Here's the new IAU definition:
The IAU therefore resolves that "planets" and other bodies in our Solar System be defined into three distinct categories in the following way:
(1) A "planet" is a celestial body that (a) is in orbit around the Sun, (b) has sufficient mass for its self-gravity to overcome rigid body forces so that it assumes a hydrostatic equilibrium (nearly round) shape, and (c) has cleared the neighbourhood around its orbit.
(2) A "dwarf planet" is a celestial body that (a) is in orbit around the Sun, (b) has sufficient mass for its self-gravity to overcome rigid body forces so that it assumes a hydrostatic equilibrium (nearly round) shape, (c) has not cleared the neighbourhood around its orbit, and (d) is not a satellite.
(3) All other objects except satellites orbiting the Sun shall be referred to collectively as "Small Solar-System Bodies".
My thoughts: It's all very arbitrary, especially considering that just a week ago the IAU was considering a definition of "planet" that would have kept Pluto and added three more pluto-like objects.
(The (c) criterion was a last minute addition). What's wrong with just saying that the nine planets are planets and anything else is not a planet?
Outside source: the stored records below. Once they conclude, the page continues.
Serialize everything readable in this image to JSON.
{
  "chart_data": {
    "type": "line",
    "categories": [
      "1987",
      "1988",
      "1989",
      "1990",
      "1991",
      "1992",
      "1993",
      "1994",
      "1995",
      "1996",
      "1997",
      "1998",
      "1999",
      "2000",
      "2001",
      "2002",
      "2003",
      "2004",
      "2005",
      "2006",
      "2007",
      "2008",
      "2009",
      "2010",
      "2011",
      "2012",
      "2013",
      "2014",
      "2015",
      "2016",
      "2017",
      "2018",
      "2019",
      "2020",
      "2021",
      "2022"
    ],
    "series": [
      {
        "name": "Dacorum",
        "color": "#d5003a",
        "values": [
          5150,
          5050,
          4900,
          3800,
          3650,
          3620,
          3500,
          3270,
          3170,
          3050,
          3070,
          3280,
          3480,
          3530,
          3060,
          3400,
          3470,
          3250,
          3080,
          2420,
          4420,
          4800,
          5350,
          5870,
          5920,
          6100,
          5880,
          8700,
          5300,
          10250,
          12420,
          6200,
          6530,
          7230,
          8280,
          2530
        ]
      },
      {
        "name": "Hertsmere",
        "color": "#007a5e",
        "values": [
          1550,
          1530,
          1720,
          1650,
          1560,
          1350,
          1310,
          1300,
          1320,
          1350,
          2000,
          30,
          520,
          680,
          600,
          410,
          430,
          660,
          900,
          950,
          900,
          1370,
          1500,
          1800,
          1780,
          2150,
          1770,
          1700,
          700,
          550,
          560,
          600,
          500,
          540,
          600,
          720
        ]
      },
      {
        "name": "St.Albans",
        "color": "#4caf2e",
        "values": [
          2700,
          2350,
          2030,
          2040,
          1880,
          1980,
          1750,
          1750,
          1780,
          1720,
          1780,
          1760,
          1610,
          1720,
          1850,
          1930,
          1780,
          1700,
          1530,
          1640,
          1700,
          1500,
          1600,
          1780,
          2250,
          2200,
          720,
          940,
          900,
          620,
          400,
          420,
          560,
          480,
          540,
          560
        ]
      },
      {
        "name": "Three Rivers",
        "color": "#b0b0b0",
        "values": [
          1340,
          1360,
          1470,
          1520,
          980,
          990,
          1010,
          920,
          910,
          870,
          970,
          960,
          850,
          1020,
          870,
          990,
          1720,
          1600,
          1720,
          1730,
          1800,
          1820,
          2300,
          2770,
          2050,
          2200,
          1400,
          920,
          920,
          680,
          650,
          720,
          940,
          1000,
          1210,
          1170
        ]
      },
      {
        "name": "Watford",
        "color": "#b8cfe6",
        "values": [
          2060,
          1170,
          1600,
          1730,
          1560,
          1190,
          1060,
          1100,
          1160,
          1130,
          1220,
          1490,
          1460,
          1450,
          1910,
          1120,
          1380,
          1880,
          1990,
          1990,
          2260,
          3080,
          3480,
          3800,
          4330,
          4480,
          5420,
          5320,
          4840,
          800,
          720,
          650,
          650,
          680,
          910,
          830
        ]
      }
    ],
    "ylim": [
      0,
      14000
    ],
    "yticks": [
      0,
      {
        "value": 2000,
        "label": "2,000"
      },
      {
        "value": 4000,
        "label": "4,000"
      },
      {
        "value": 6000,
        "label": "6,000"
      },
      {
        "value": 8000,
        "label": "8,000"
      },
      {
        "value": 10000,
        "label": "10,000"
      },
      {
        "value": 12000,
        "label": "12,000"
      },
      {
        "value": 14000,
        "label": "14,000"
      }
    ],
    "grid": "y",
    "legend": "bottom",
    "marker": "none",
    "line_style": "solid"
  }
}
Or, that anything above an arbitrary size that orbits the earth is a planet?
Also, do we really even need an "authorized scientific" definition? I mean, honestly. We don't have a "scientific" definition of "continent," yet geologists, geographers, and the laity all generally refer to Europe as a separate continent even though it really makes no sense to do so. (And why isn't Australia just a big island?). What would happen if we all just ignored the IAU definition?
I suppose that a definition becomes useful when referring to objects orbiting other stars, but with those, you also get into the brown dwarf problem...
Also, thanks, everyone, for the birthday wishes.